All outputs of \(\text{ sk }_1\) are also accompanied with \({\text{ sid }}, {\textsf {ssid}}\) (but are not mentioned above for ease of exposition).

Note that each instance has two asynchronous phases: a phase in which \(\mathcal {C}\) outputs \(R_1, S_1,...\) to \(\mathcal {Z}\), and a phase where it receives a message from \(\mathcal {Z}\). However, \(\mathcal {C}\) cannot output \(\text{ sk }_1\) until it has completed both phases. These orderings are dictated by \(\mathcal {Z}\). We will consider two different kinds of temporal orderings. A temporal ordering of different instances based on the order in which \(\mathcal {C}\) outputs \(\text{ sk }_1\) in an instance will be called temporal ordering by key output. A temporal ordering of different instances based on the order in which \(\mathcal {C}\) outputs its first message (i.e. \(R_1,S_1,...\)) will be called temporal ordering by message output. It is easy to see that \(\mathcal {C}\) can dynamically compute both these orderings by maintaining a counter (for each ordering).

We now claim that the view of \(\mathcal {Z}\) in \({\mathsf{Expt}}_0\) is statistically indistinguishable from its view in its combined interaction with \({\mathcal {F}}_{\textsf {apwKE}} \) and \(\mathcal {S}\). The CRS is set identically by both \(\mathcal {C}\) and \(\mathcal {S}\). While \(\mathcal {C}\) has access to pwd from the outset and sets up the random oracle output phash corresponding to \(({\text{ sid }}, P_i, P_j, {\textsf {ssid}})\) at the beginning, \(\mathcal {S}\) doesn’t have access to pwd at the beginning and hence defers this step till the point where either (1) a correct online guess has been made, (2) the password file was stolen and a correct offline guess was made, (3) the client was corrupted. In all these three cases the simulator gets to know pwd and has the chance to set phash. At the point when password file is stolen, the correct pwd may not have been guessed, but phash has to be set in order to output the server persistent state. In that case \(\mathcal {S}\) generates a random phash, remembers it and assigns it to the correct input when the actual password is queried. At all points, although their algorithms differ, we can see that \(\mathcal {C}\) and \(\mathcal {S}\) respond to random oracle queries identically.
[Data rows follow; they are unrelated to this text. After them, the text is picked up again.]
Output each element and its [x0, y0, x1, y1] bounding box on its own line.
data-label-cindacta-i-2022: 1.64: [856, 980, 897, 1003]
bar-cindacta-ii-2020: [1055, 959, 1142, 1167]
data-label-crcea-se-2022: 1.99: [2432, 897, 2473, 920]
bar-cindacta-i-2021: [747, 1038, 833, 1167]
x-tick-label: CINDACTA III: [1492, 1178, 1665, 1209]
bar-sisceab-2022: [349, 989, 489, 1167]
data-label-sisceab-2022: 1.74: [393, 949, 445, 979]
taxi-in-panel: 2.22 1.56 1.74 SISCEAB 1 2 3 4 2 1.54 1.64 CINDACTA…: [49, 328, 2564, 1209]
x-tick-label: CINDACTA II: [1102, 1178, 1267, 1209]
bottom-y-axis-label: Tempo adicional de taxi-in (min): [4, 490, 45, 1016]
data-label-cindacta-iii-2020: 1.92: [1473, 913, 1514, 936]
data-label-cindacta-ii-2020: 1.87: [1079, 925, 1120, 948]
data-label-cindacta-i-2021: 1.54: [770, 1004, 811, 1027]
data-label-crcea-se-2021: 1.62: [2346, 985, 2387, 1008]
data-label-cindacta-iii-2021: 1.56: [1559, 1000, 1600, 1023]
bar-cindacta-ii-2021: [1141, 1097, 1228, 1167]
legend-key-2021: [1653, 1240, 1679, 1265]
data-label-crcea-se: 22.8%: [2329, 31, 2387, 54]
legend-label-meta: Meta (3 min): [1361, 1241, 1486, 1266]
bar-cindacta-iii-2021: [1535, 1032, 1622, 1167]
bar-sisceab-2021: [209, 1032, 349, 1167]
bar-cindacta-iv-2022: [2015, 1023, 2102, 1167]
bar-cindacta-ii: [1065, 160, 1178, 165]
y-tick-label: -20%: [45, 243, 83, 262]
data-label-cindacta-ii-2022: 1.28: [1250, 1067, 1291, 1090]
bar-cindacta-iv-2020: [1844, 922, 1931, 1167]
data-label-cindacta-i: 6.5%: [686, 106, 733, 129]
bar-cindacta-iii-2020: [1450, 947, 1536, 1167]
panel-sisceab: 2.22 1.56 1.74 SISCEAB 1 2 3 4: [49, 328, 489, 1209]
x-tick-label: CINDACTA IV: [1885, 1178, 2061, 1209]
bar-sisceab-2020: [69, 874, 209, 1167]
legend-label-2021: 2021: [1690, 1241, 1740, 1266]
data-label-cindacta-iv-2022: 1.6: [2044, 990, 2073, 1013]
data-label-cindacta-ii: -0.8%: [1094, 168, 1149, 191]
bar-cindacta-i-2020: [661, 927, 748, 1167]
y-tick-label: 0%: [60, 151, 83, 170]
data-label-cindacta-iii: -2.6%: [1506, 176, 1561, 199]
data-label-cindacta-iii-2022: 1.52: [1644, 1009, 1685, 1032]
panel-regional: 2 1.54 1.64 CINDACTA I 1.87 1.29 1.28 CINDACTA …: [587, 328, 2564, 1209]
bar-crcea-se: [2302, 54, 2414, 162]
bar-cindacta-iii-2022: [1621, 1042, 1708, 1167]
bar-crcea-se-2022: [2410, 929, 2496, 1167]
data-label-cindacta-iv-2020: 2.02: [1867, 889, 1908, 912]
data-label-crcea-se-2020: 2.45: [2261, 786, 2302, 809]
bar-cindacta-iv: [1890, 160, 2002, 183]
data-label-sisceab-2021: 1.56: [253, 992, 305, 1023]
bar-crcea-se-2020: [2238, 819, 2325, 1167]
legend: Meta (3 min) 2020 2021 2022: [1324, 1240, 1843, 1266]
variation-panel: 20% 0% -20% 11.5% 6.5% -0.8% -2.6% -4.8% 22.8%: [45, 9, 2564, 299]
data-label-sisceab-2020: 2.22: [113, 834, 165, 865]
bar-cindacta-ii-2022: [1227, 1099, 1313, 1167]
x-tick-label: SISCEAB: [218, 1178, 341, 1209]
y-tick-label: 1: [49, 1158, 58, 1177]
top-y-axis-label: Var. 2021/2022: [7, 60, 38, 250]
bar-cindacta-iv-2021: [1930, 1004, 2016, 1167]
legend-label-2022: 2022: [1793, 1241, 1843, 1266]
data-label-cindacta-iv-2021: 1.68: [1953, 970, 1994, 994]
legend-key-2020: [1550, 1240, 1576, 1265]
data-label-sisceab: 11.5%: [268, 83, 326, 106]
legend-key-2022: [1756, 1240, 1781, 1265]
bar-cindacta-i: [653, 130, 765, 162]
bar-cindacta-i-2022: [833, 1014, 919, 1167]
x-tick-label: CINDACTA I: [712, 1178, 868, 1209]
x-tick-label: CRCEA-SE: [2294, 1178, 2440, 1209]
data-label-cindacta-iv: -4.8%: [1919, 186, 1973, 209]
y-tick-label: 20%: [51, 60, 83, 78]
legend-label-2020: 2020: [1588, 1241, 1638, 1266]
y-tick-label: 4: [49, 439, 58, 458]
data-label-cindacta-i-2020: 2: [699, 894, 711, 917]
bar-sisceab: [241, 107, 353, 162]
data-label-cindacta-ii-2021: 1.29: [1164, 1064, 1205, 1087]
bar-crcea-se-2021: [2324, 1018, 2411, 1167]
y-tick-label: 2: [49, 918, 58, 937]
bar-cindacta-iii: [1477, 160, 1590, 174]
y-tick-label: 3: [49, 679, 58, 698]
Both \(\mathcal {C}\) and \(\mathcal {S}\) generate the client and server flows identically. In particular, observe that the condition PhashIsSet exactly captures the state of \(\mathcal {S}\) for a client session where it knows \({{\mathsf{phash}}}\) and can compute the relevant elements and keys. \(\mathcal {C}\) uses the condition PhashIsSet to do the same computations. Similarly for the server sessions with the condition PwdCalled. The stronger condition for the server reflects the absence of the “Client Only Step" in the server sessions simulation. In the steps where a party receives a message from the adversary, both \(\mathcal {C}\) and \(\mathcal {S}\) end up computing keys identically. While \(\mathcal {C}\) directly checks by exponentiation with phash in the case that pwd was guessed correctly, \(\mathcal {S}\) goes through the list of random oracle calls to see which response was used for exponentiation as it may not know pwd or phash at this point.

Due to space limitations, the rest of the experiments and related proofs of indistinguishability are relegated to the full version [JR16].